Fritterne: mix the oil and spices together and let it soak while the potatoes made ready. Rinse and aja1982 all the potatoes under cold water, should not be peeled off. Cut them into boats, all approximately equal. Pour the potatoes in oil/krydderie mixture, a little at a time, so they all will be good fat into oil. If possible, let them soak in the oil before they are passed on to a plate with wax paper or the like. Must ovnsteges v. 200 degrees about an hour, until golden and crispy.
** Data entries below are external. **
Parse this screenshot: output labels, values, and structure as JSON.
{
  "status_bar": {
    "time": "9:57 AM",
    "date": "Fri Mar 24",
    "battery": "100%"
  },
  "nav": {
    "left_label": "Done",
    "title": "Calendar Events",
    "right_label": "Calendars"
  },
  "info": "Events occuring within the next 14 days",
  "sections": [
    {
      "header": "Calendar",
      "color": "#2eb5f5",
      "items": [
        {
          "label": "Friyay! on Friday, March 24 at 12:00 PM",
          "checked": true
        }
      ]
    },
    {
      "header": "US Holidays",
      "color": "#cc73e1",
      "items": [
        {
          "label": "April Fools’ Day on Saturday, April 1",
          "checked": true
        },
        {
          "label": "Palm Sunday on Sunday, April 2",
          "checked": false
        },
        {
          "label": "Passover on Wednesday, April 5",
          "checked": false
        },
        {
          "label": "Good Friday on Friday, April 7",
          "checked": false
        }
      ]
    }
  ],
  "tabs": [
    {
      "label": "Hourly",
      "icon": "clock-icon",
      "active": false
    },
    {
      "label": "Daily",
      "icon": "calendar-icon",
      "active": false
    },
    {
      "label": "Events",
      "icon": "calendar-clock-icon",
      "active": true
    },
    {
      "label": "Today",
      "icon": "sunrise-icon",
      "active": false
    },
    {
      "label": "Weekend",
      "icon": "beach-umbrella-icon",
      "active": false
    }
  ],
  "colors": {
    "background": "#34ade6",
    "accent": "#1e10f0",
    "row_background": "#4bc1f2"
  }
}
Whiskey sauce: the absolute best part about this recipe is the gravy. There may well be calculated a little extra sauce and potatoes, taste heavenly to gufle in itself. cut the onion into fine pieces, sauté them in a hot pan with powdered sugar for about 1-2 min (who can also krydes with ie. rose marin). "not too hot, but it may Fizz". Flamber lies in approx. 10-15 sec, with approximately half of the whisky, "Beware the COMING BIG FLAMES!" Add the cream and warm it up just to the boil. Add the rest of the whisky and the cloud from the roast, season with salt and pepper. To smooth the sauce used tomato puree (paste) is added and stirred well out. Beware, it suddenly becomes thick. The whole thing is served preferably with fresh salad, bread and a bottle of red wine.